Amazon ElastiCache is an Amazon Web Services (AWS) service that provides a high-performance, scalable, and cost-effective caching solution for distributing an in-memory data store or cache environment in the cloud. It retrieves data from high-throughput and low-latency, in-memory data stores. This functionality makes it a popular choice for real-time use cases such as caching, session stores, gaming, geo-spatial services, real-time analytics, and queuing. ElastiCache offers Redis and Memcached data stores, both of which provide sub-millisecond response times.
Data encryption helps prevent unauthorized users from reading sensitive data available on your Redis clusters and their associated cache storage systems. This includes data saved to persistent media, known as data at rest, and data that can be intercepted as it travels through the network between clients and cache servers, known as data in transit.

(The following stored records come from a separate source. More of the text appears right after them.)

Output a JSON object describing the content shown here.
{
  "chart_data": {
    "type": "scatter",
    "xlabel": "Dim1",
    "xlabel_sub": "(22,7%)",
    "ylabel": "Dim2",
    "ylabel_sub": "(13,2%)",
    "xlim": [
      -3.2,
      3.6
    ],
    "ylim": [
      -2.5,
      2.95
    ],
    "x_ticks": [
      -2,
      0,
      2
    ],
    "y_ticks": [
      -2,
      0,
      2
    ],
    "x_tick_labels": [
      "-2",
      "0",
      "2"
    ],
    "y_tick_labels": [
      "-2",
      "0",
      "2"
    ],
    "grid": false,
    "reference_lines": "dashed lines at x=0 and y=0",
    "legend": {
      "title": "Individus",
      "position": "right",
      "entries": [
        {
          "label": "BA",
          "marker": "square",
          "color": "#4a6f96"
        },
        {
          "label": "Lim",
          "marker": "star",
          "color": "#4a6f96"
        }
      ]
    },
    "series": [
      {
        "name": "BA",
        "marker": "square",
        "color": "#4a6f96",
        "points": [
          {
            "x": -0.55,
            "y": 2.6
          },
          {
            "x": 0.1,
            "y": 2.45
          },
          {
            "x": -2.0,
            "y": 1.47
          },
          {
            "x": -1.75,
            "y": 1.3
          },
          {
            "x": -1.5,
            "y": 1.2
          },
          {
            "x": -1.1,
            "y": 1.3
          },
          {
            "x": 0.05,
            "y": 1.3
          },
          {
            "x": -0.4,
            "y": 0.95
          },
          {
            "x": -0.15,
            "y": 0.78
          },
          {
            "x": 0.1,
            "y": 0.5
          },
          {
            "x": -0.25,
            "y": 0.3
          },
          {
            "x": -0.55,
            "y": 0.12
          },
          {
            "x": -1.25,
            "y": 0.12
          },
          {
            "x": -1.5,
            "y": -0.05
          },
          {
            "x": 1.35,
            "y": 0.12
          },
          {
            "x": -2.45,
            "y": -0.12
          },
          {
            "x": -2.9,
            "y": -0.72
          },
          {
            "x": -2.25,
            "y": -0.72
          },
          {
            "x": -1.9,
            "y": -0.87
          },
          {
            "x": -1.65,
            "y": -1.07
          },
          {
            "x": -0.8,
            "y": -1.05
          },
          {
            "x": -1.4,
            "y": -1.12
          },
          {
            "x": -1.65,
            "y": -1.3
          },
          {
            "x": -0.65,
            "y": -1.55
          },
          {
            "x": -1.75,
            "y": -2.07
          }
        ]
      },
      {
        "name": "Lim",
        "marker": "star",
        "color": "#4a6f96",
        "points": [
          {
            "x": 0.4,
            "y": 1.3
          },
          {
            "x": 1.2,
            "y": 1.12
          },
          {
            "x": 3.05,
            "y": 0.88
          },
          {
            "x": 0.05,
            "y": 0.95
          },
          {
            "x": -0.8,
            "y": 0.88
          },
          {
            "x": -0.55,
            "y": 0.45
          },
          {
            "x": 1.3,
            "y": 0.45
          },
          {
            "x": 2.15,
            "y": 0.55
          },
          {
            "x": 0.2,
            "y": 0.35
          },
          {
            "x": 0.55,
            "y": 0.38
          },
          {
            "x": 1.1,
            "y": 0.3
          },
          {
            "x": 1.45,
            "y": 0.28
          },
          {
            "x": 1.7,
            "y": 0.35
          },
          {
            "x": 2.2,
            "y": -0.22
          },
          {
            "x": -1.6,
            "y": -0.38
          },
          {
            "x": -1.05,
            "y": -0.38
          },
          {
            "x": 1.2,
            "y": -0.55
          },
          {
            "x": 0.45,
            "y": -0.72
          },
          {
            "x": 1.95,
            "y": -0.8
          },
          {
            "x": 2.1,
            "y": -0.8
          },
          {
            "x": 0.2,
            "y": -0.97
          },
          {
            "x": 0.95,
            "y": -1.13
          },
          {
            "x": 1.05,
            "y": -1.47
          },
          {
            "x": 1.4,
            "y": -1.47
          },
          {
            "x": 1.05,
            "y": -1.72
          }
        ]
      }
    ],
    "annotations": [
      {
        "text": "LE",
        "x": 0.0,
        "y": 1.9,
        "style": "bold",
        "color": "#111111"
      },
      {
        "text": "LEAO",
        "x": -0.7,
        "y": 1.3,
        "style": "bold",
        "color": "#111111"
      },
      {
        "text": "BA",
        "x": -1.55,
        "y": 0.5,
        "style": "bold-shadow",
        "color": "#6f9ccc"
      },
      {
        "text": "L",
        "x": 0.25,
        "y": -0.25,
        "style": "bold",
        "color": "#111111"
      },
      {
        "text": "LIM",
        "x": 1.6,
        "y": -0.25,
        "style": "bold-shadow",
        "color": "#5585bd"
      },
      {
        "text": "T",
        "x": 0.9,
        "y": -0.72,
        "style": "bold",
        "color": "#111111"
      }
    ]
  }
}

You can enable at-rest encryption for ElastiCache for Redis when you create a replication group, by setting the AtRestEncryptionEnabled parameter to true. When this parameter is enabled, it encrypts the disk during sync, backup, and swap operations, and encrypts backups stored in Amazon Simple Storage Service (Amazon S3). You cannot enable at-rest encryption on an existing replication group. When you create a replication group, you can enable encryption at rest in these two ways:
By choosing the Default option, which uses service-managed encryption at rest.
By using a customer managed key and providing the key ID or Amazon Resource Name (ARN) from AWS Key Management Service (AWS KMS).
This pattern provides a security control that monitors for API calls and generates an Amazon CloudWatch Events event on the CreateReplicationGroup operation. This event calls an AWS Lambda function, which runs a Python script. The function gets the replication group ID from the event JSON input, and performs the following checks to determine whether there's a security violation:
Checks if the AtRestEncryptionEnabled key exists.
If AtRestEncryptionEnabled exists, checks the value to see if it is true.
If the AtRestEncryptionEnabled value is set to false, sets a variable that tracks violations and sends a violation message to an email address you provide, by using an Amazon Simple Notification Service (Amazon SNS) notification.